After two sold-out printings of the first chapbook edition, the D.C. Poets Against the War decided to release an expanded, perfect bound paperback edition to include additional voices of protest over the continuing war in Iraq.
Sarah Browning is co-founder and for 10 years was Executive Director of Split This Rock. She is the author of Killing Summer (Sibling Rivalry Press, 2017), Whiskey in the Garden of Eden (The Word Works, 2007), and co-editor of D.C. Poets Against the War: An Anthology (Argonne House Press, 2004). The recipient of artist fellowships from the DC Commission on the Arts & Humanities, she has also received a Creative Communities Initiative grant and the People Before Profits Poetry Prize. Browning has worked as a community organizer in Boston public housing and as a political organizer for reproductive rights, gay rights, and electoral reform, and against poverty, South African apartheid, and U.S. militarism. She was founding director of Amherst Writers & Artists Institute — creative writing workshops for low-income women and youth — and Assistant Director of The Fund for Women Artists, an organization supporting socially engaged art by women. She has written essays and interviewed poets and artists for a variety of publications.
The varied voices in this collection come together to form a patchwork of protest that still rings as engaging, worthwhile, and striking. Though the moment in history that prompted the collection has passed--though perhaps it could be argued that it's been reinvented more recently--the majority of the poems only work from that moment, focusing instead on larger questions of war and piece, silence and witness, and privilege. The essays at the beginning and the end of the book are fairly dated, but shouldn't be taken as a signal to what's in the poetry. All in all, the collection as a whole is powerful and accessible, and worth not just reading, but sharing.

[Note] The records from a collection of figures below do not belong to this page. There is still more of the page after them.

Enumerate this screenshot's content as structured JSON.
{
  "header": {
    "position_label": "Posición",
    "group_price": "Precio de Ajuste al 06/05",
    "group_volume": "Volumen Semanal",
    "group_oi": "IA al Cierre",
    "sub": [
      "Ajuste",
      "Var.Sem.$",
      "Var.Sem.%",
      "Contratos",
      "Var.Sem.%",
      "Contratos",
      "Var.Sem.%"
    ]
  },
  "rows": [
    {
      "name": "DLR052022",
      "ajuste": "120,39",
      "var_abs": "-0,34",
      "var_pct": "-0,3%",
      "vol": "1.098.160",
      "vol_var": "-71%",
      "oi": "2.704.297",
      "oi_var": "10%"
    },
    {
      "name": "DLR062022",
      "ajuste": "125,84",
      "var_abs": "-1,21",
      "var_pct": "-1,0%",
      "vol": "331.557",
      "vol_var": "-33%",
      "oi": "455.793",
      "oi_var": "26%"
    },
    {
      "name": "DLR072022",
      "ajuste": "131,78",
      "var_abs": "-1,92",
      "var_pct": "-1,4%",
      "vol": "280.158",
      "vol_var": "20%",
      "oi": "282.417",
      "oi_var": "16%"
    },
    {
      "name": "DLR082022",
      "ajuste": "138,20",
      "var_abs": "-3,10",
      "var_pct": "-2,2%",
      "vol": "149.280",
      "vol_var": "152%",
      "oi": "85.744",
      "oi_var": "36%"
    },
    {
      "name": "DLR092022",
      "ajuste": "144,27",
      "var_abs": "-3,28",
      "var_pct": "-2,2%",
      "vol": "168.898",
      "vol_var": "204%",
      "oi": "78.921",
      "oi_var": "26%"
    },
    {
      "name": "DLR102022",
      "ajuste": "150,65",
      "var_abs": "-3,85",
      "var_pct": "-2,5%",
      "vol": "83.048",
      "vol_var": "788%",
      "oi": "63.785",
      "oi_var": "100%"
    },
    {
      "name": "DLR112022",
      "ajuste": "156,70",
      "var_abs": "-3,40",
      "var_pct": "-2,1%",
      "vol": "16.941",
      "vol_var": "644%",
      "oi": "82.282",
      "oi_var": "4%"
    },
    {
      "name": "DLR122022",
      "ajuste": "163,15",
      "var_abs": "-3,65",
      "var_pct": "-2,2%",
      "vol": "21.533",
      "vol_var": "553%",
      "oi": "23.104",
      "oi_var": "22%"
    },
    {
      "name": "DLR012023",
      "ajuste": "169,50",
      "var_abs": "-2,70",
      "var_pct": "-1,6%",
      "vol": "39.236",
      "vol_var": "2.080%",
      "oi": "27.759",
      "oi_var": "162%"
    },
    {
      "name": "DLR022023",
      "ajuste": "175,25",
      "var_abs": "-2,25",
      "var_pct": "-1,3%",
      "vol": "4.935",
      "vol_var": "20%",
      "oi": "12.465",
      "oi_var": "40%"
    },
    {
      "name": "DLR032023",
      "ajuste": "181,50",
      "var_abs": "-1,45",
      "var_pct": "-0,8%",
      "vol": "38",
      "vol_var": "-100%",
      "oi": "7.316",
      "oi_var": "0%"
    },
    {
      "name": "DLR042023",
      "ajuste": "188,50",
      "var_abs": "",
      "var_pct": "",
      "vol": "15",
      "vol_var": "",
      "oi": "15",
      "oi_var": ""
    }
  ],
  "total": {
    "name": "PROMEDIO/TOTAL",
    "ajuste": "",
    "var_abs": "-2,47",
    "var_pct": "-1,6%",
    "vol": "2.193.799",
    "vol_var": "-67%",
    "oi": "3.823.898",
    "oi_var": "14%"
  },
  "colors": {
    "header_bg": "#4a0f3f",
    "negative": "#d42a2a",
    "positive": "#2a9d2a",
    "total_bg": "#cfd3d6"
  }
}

Sad to read this now, some 13 years after it was published, 13 years since the invasion of Iraq. The poets who contributed to the volume, like the millions and millions of others around the world who protested that invasion, speak passionately about the injustice of that invasion, of the duplicity that precipitated its launch, of the inevitability of immense suffering to follow. And after 13 years, no one is held accountable for the ongoing devastation.
Of special note is the work of the editor, Sarah Browning, who also contributed a poem to the anthology. For decades she has been a stalwart advocate for peace. I was fortunate to hear Ms. Browning's moving and thoughtful introduction to the recent poetry reading by Sharon Olds at the Folger.